Ieri la prima udienza a carico degli ex amministratori e soci della Progetto sport
PESCARA. Aperto ufficialmente il processo per la bancarotta fraudolenta a carico di ex amministratori e soci della Progetto Sport Gestione Impianti che gestiva il complesso delle piscine Le Naiadi. Prima udienza alla quale non hanno partecipato i quattro imputati che sono il commercialista Vincenzo Serraiocco (ex candidato sindaco di Pescara) che ricoprì la carica di presidente del cda fino al 31 gennaio 2019 e ritenuto amministratore di fatto anche nel periodo successivo; Livio Di Bartolomeo che sostituì Serraiocco nella carica; Daniele D’Orazio e Paolo Colaneri (quest’ultimo finanziere all’epoca in servizio a Popoli e ancora nelle fiamme gialle), ritenuti dall’accusa sostenuta dal pm Andrea Papalia, «soci, gestori e amministratori di fatto della medesima società fino al fallimento».
Ieri accusa e collegio difensivo hanno depositato le loro liste testi: un numero di testimoni che il collegio presieduto da Maria Michela Di Fine ha ritenuto «esagerato», ma che comunque per ora ha accolto in attesa di sfoltire le liste in corso d'opera. Fra i tanti testimoni che verranno citati, anche ex dipendenti delle Naiadi ed ex amministratori che dovranno chiarire una serie di aspetti per smontare, almeno questo è l’obiettivo delle difese, le accuse di bancarotta fraudolenta.
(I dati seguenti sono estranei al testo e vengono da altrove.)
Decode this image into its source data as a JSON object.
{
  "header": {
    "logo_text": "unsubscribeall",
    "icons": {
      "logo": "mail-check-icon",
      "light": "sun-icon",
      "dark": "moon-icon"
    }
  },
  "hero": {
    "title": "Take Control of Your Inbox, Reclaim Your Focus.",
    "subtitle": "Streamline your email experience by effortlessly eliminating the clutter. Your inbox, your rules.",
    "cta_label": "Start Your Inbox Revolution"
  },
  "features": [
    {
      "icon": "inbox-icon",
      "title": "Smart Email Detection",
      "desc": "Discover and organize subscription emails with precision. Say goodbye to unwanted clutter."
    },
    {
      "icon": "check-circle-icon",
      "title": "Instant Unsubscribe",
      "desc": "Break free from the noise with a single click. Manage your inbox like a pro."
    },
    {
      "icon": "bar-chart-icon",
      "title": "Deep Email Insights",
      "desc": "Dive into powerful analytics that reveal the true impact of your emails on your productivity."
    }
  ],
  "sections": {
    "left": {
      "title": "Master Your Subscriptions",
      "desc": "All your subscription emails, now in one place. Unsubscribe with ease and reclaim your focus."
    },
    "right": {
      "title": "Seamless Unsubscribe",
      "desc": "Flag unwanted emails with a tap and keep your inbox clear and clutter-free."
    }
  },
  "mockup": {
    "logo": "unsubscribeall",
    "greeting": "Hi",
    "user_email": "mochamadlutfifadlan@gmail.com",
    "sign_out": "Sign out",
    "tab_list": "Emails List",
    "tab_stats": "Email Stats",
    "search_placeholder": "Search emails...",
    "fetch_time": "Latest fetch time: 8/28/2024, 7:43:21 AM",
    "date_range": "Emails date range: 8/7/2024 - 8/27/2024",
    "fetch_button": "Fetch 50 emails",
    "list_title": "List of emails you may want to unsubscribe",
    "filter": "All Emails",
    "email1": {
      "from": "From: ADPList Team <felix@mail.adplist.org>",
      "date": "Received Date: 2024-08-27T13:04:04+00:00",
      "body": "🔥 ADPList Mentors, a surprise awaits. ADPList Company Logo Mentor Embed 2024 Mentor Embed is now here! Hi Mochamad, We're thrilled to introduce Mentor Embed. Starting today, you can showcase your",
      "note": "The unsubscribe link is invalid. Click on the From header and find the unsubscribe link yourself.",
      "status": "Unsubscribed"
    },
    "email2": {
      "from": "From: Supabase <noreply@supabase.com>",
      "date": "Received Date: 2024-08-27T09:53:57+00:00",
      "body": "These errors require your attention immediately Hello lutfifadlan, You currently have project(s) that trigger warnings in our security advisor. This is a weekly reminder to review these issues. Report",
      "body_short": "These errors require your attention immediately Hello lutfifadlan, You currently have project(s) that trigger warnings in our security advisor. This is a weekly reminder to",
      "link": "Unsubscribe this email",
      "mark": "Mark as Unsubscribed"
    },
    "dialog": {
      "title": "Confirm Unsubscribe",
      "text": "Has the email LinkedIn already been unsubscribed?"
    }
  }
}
Il pm Papalia ha anche chiesto la trascrizione di tutte le intercettazioni presenti nel fascicolo, tanto che la prossima udienza, fissata al 19 gennaio, dovrà servire solo per affidare l’incarico al perito. Poi il tribunale ha stilato un corposo calendario che andrà avanti fino a maggio prossimo, anche con udienze molto ravvicinate.
La società venne dichiarata fallita dal tribunale il 24 aprile del 2019 con un passivo di oltre 6 milioni di euro: secondo l’accusa gli imputati avrebbero compiuto una serie di azioni «allo scopo di recare pregiudizio ai creditori e di procurare a sé o ad altri un ingiusto profitto». Uno degli aspetti più delicati riguarda la questione dei 750 mila euro che la Regione versò alla società: soldi che in parte, stando all’accusa, sarebbero stati distratti. E poi la questione della società controllata, Progetto Sport Nuoto, la vera cassaforte, ceduta a Serraiocco e agli altri due soci, Colanero e D’Orazio, al valore nominale del capitale sociale di 900 euro (pagata quindi 300 euro a testa), mentre il fatturato medio annuo della società era superiore al milione e 600 mila euro. (m.cir.)